Stroll hit the barriers exiting Turn 5 in the afternoon session, damaging the front and left-hand side of his FW40, just hours after new parts had been flown in from the UK by private jet following a separate off by the Canadian rookie on Tuesday.

“We’re still assessing all of the damage,” Williams’ Head of Performance Engineering Rob Smedley told reporters. “There was a little bit of damage to the left-hand side of the car, so we’re still having a look at it.

“Honestly I can’t make a full judgement call on what has been damaged and what the contingency will be from this point onwards until we’ve had a little more time to think about it.

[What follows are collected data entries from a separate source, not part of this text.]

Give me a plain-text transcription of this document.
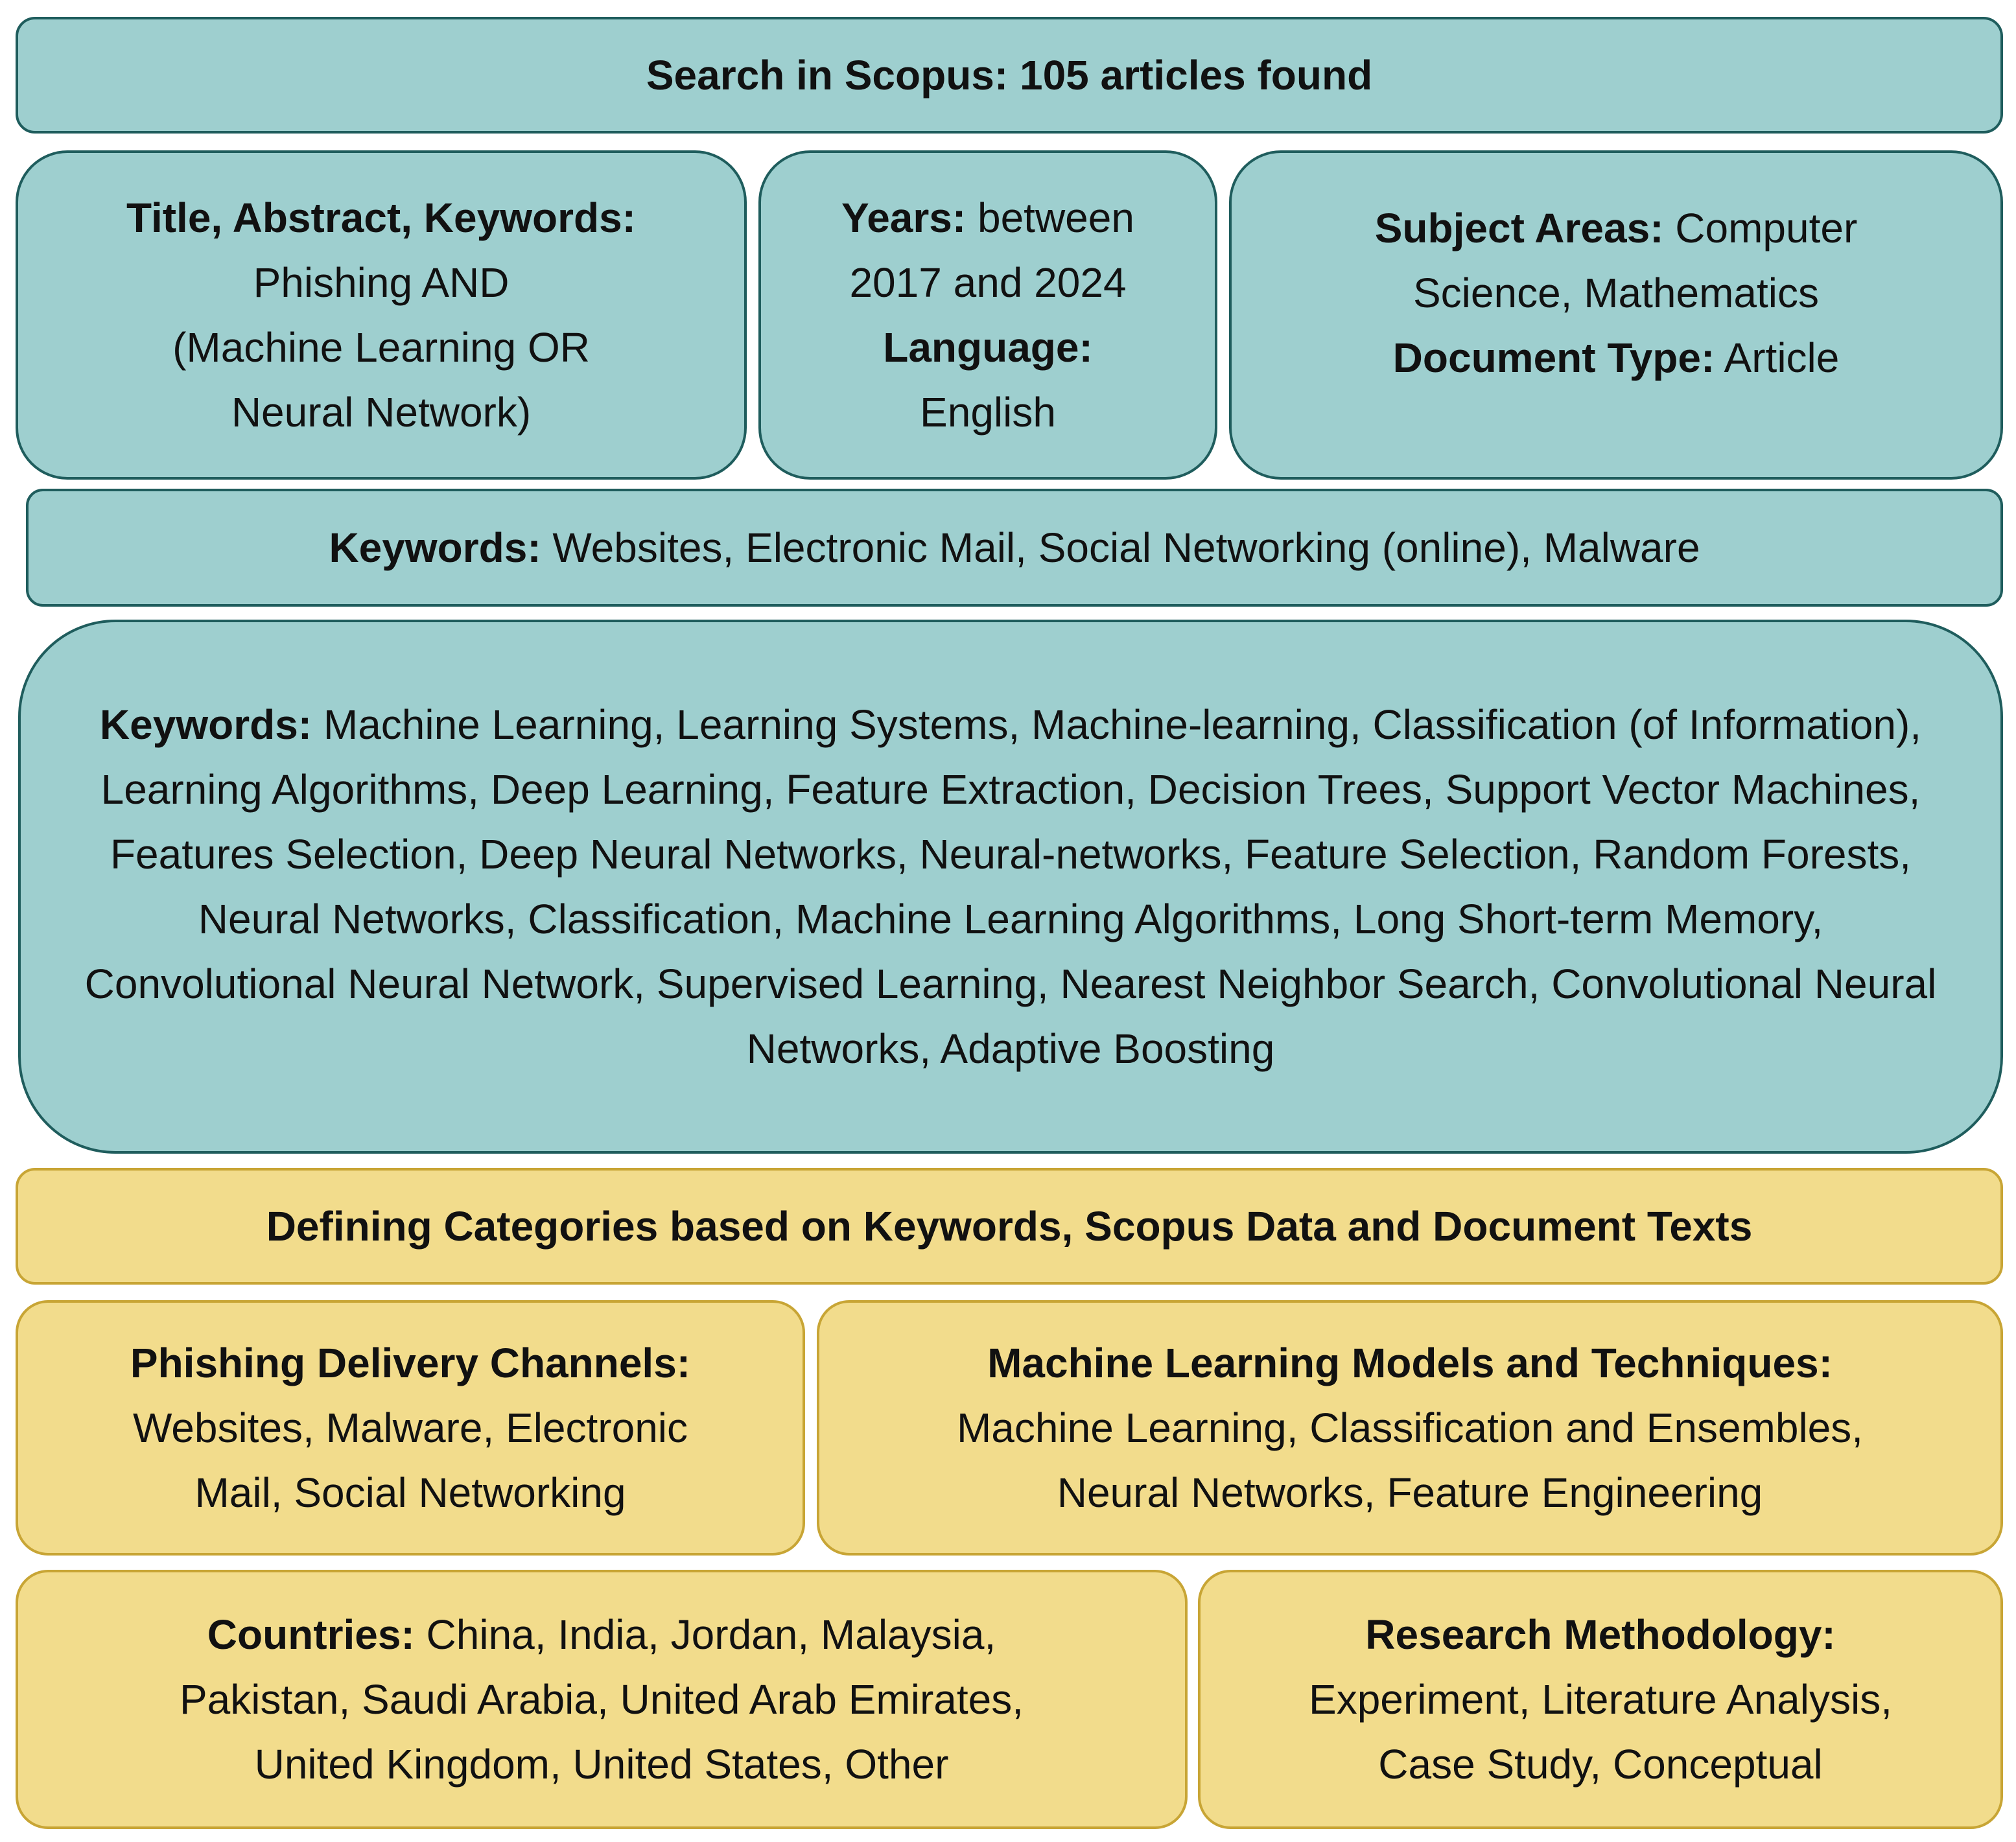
Search in Scopus: 105 articles found

Title, Abstract, Keywords:

Phishing AND

(Machine Learning OR

Neural Network)

Years: between

2017 and 2024

Language:

English

Subject Areas: Computer

Science, Mathematics

Document Type: Article

Keywords: Websites, Electronic Mail, Social Networking (online), Malware

Keywords: Machine Learning, Learning Systems, Machine-learning, Classification (of Information), Learning Algorithms, Deep Learning, Feature Extraction, Decision Trees, Support Vector Machines, Features Selection, Deep Neural Networks, Neural-networks, Feature Selection, Random Forests, Neural Networks, Classification, Machine Learning Algorithms, Long Short-term Memory, Convolutional Neural Network, Supervised Learning, Nearest Neighbor Search, Convolutional Neural Networks, Adaptive Boosting

Defining Categories based on Keywords, Scopus Data and Document Texts

Phishing Delivery Channels:

Websites, Malware, Electronic

Mail, Social Networking

Machine Learning Models and Techniques:

Machine Learning, Classification and Ensembles,

Neural Networks, Feature Engineering

Countries: China, India, Jordan, Malaysia,

Pakistan, Saudi Arabia, United Arab Emirates,

United Kingdom, United States, Other

Research Methodology:

Experiment, Literature Analysis,

Case Study, Conceptual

“There’s a question mark [over whether we’ll run on Thursday] but obviously we’ll be doing our utmost to get out – it’s a really important day of testing for us. We had a good day learning about the car and obviously we’re desperate to continue that for tomorrow onwards. So our aim is to get the car out.”

Stroll’s crash was his third incident in two days of running, but Smedley says that no blame should be apportioned to the 18-year-old.

“The feedback on today was that Lance was out on cold tyres on an out lap with a load of fuel in the car and the tyres stepped away from him, and he was an innocent victim of that happening,” Smedley said.

“What should have been a fairly innocuous sideways moment brought him around into the barrier and there was some damage. But that happens and we expect it to happen – there’s no blame on his part.

“He shouldn’t feel he’s let the team down – otherwise we’re living in some kind of terrible blame culture and we don’t want that.

“I wouldn’t even call it a mistake that Lance made today – he was going for an upshift, he was on cold tyres… Felipe [Massa] once or twice on day one made almost exactly the same type of mistake, and that’s a guy with 15 years’ experience.

“It’s for us to try to understand how to rebalance the car, how to get the tyre working - even in tricky situations on those cold out laps - to help the driver in those situations. Nobody stands back and says ‘that’s your bit and you’re to blame’ - absolutely not, there’s no blame to apportion here at all. The main focus as usual is ‘how did it happen? How do we stop it happening again?’

Stroll finished the day with the ninth quickest time, having completed 98 laps.